Dehydration of the stratosphere
M. Schoeberl1 and A. Dessler2
1Science and Technology Corporation, Columbia, MD, USA
2Texas A&M University, College Station, TX, USA

Abstract. Domain filling, forward trajectory calculations are used to examine the global dehydration processes that control stratospheric water vapor. As with most Lagrangian models of this type, water vapor is instantaneously removed from the parcel to keep the relative humidity with respect to ice from exceeding saturation or a specified super-saturation value. We also test a simple parameterization of stratospheric convective moistening through ice lofting and the effect of gravity waves as a mechanism that can augment dehydration. Comparing diabatic and kinematic trajectories, we find, in agreement with previous authors, that the additional transport due to the vertical velocity "noise" in the kinematic calculation creates too dry a stratosphere and a too diffuse a water-vapor tape recorder signal compared observations.
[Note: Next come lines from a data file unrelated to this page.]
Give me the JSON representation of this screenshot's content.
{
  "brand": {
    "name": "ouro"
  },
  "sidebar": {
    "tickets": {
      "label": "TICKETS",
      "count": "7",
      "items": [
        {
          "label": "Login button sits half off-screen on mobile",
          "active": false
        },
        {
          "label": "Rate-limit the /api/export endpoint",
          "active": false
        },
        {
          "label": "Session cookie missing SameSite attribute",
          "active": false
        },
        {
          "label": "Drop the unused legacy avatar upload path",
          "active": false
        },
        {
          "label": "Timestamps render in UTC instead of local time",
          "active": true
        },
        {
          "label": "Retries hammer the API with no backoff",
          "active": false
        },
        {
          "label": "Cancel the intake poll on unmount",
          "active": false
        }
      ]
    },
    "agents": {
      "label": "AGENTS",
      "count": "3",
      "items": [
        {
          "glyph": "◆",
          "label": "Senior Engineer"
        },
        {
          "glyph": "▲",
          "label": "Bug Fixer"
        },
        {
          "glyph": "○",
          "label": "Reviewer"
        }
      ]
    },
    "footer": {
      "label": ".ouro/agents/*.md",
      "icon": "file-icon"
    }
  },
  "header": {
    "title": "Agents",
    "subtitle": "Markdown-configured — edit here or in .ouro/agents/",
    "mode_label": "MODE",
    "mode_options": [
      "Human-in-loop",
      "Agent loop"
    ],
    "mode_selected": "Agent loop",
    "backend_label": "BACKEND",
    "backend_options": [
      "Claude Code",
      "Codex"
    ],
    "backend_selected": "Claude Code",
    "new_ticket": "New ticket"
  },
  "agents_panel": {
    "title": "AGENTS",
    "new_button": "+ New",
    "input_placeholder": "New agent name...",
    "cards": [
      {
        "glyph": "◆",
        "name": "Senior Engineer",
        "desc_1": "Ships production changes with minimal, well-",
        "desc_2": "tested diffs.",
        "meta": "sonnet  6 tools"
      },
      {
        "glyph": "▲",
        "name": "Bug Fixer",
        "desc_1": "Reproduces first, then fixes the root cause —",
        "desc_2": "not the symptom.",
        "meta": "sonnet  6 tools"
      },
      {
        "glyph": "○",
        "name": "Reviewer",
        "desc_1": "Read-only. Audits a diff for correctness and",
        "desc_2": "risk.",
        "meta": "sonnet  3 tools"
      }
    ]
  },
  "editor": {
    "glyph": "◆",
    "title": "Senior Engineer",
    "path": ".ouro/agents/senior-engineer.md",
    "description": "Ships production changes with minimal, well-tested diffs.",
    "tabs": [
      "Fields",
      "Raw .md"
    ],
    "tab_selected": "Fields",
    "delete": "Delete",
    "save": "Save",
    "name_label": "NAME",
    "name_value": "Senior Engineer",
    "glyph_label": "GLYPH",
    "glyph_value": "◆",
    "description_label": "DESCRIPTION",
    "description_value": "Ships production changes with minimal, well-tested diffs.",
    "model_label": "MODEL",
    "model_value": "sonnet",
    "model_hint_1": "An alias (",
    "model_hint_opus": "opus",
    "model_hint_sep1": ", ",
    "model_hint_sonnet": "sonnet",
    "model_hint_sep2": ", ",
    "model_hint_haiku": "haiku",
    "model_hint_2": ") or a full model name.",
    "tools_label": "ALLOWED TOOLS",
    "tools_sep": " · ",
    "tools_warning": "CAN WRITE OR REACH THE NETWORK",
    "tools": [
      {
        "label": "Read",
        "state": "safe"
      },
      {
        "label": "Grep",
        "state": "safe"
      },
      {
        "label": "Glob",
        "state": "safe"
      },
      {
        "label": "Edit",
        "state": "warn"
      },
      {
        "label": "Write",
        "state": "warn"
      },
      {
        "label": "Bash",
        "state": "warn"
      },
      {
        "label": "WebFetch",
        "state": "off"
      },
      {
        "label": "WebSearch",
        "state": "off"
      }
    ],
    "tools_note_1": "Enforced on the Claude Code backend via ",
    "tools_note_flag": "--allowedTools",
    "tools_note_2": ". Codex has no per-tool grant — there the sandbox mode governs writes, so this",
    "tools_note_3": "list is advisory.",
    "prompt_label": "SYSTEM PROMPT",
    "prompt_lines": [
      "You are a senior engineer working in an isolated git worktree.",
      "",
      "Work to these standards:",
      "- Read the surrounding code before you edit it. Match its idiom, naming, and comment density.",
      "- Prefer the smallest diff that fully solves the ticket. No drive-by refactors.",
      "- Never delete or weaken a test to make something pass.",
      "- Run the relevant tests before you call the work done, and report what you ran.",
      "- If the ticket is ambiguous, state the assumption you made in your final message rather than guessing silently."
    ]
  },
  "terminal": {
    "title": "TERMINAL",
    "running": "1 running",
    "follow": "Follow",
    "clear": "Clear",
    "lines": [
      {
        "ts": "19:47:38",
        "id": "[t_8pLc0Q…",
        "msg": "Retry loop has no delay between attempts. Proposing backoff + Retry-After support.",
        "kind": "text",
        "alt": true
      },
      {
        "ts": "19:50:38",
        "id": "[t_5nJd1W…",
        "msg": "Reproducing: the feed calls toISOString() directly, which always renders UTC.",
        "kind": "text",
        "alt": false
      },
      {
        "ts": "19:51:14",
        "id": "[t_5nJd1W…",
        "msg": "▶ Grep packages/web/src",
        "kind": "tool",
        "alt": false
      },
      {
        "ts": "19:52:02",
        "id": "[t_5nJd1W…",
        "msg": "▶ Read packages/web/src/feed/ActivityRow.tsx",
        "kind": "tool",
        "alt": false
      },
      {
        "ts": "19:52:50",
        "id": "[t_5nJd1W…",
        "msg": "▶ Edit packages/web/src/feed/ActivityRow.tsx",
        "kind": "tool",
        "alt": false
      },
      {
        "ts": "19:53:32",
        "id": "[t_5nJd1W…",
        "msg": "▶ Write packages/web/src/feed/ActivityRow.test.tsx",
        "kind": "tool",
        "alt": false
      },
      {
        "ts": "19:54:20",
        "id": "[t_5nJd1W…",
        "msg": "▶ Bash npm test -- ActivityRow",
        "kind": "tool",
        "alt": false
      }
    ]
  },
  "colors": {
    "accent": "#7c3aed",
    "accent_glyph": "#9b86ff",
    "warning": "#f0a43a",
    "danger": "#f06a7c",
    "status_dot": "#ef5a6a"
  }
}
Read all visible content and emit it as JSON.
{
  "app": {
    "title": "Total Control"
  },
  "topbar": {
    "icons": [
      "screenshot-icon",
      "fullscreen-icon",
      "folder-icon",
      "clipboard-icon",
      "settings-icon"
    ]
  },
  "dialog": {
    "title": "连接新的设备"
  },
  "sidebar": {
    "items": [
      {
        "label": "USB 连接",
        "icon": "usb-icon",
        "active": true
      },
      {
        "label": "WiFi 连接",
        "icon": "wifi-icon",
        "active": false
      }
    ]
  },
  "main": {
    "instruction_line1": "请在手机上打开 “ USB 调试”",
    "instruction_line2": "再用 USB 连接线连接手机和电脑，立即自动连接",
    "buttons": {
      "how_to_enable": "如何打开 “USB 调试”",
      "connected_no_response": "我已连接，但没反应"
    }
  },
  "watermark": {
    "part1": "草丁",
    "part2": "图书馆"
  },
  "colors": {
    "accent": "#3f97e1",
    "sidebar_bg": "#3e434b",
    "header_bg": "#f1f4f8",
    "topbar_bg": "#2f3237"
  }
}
The diabatic simulations, on the other hand, produce stratospheric water vapor mixing ratios very close to that observed by Aura's Microwave Limb Sounder. Convective moistening, which will increases stratospheric HDO, also increases stratospheric water vapor while gravity waves do the opposite. We find that while the Tropical West Pacific is the dominant dehydration location, dehydration over Tropical South America is also important. Antarctica also makes a contribution to the overall stratospheric water vapor budget by releasing very dry air into the Southern Hemisphere stratosphere following the break up of the winter vortex.

Citation: Schoeberl, M. and Dessler, A.: Dehydration of the stratosphere, Atmos. Chem. Phys. Discuss., 11, 10159-10190, doi:10.5194/acpd-11-10159-2011, 2011.